Karena William James, sebagai seorang psikolog, menyadari  norma umum kritik dan penafsiran ilmiah  berlaku dalam psikologi, ia tentu mengakui  seseorang tidak dapat menyatukan fenomena sewenang-wenang yang termasuk dalam zaman dan kondisi yang paling beragam karena kesamaan tertentu mungkin, tanpa menanyakan kondisi di mana hal itu muncul; dan dia mungkin akan lebih sedikit mengklaim  kehidupan normal harus ditafsirkan secara psikologis dari kasus-kasus ekstasi keagamaan yang tidak normal yang mendekati atau melampaui batas patologis. Secara metodologis, prosedur ini sebenarnya sejalan dengan derivasi agama dari sugesti dan hipnosis atau dari fenomena mimpi, dan sebagainya, singkatnya dengan apa yang disebut hipotesis religius-psikologis, yang kadang-kadang  sudah ada, atau dengan upaya persepsi indrawi yang normal dari ilusi-ilusi indrawi dan untuk menjelaskan jalannya gagasan-gagasan yang normal dari pelarian gagasan-gagasan orang yang sakit jiwa.
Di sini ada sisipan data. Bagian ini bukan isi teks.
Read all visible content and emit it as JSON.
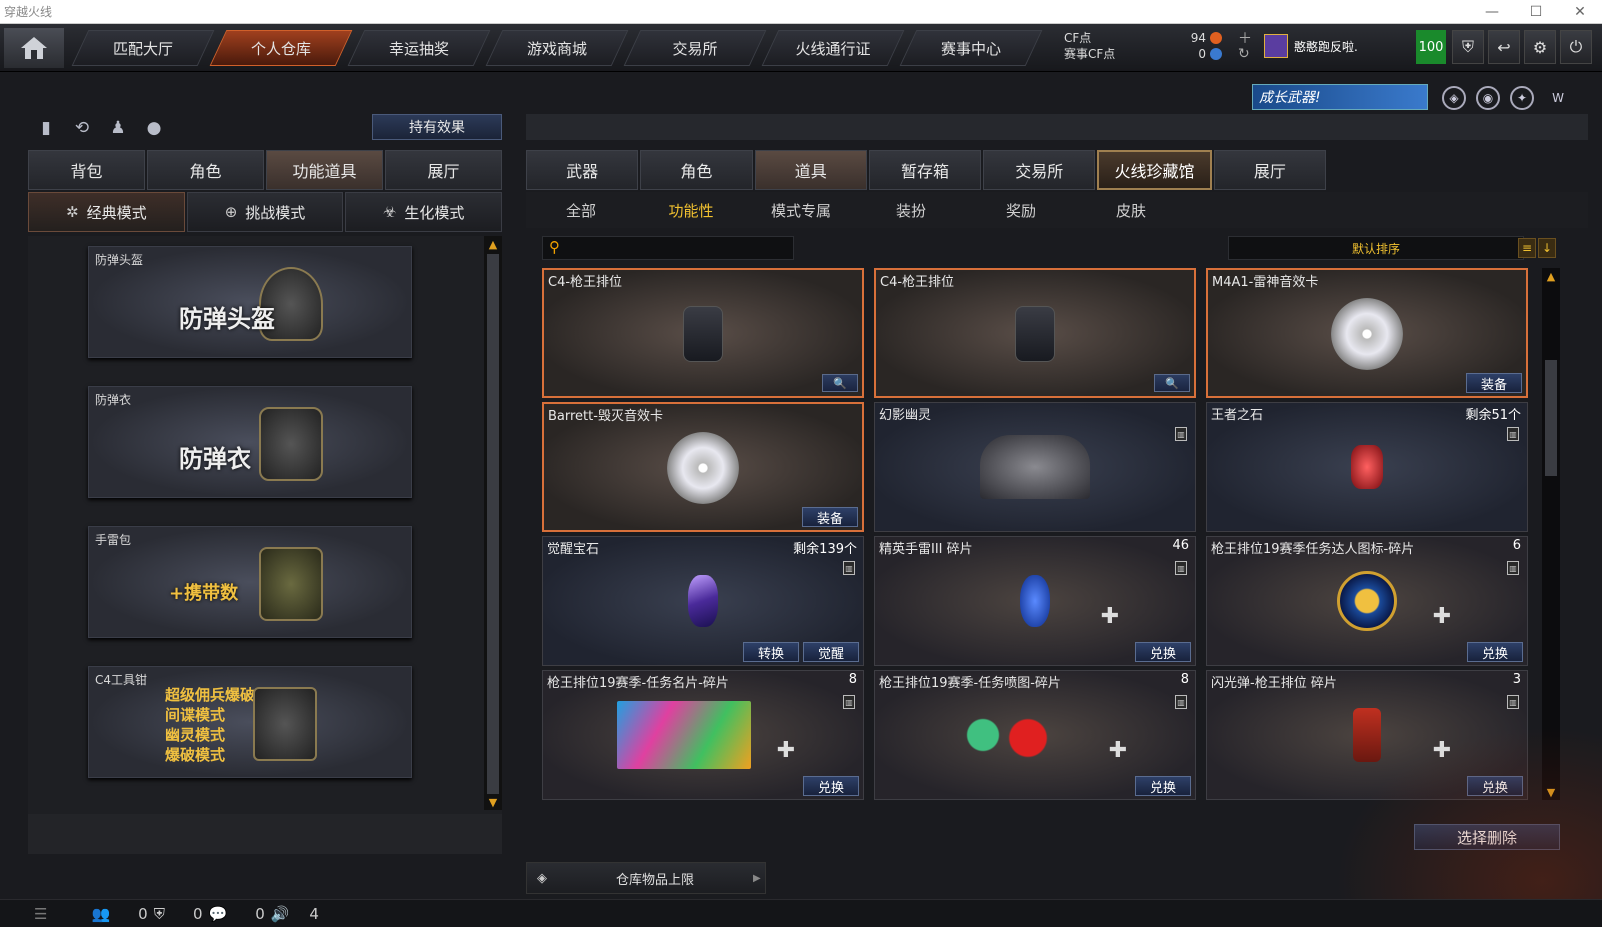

Kita  tidak bisa mengatakan  hasil yang diambil Yakobus dari contoh-contoh ini mengandung lebih dari sekadar gambaran ringkas tentang kondisi itu sendiri.Perasaan aman, mengalirnya kekuatan hidup baru, keilahian mengalir ke dalam jiwa seseorang - James mampu merasakan perasaan-perasaan tersebut dengan tujuan pragmatisnya untuk menunjukkan  perjuangan mencapai kepuasan dan perasaan puas yang diperoleh merupakan ciri dari kondisi keagamaan; Namun tidak seorang pun dapat melihat ini sebagai upaya analisis psikologis terhadap fenomena keagamaan, dan James sendiri tidak akan melakukannya.
Baginya, contoh-contoh ini hanyalah bukti  ketenangan pikiran yang mendalam dan upaya untuk mencapainya, dan bukan suatu dogma atau gagasan spekulatif yang disusun berdasarkan atau bertentangan dengan dogma tersebut, adalah hakikat agama. Ngomong-ngomong, jika seseorang mendapatkan kenyamanan dan kepastian ini dari dogma itu sendiri atau dari filosofi absolut, dia tidak menentangnya. Karena dia tidak melihat keadaan ekstasi keagamaan sebagai bukti kebenaran pengalaman keagamaan itu sendiri, namun hanya bukti  hipotesis tentang Tuhan mempunyai efek menghibur dan menenangkan yang didambakan orang dalam beragama. Namun sebagaimana menurut kaum pragmatis, kebenaran secara umum bukanlah suatu hal yang keberadaannya dapat dibuktikan secara objektif, melainkan hanya terdiri dari keyakinan subjektif yang paling memuaskan, maka dalam bidang keagamaan tidak ada hipotesis dalam pengertian ini yang dapat diterima. ditolak terbukti bermanfaat.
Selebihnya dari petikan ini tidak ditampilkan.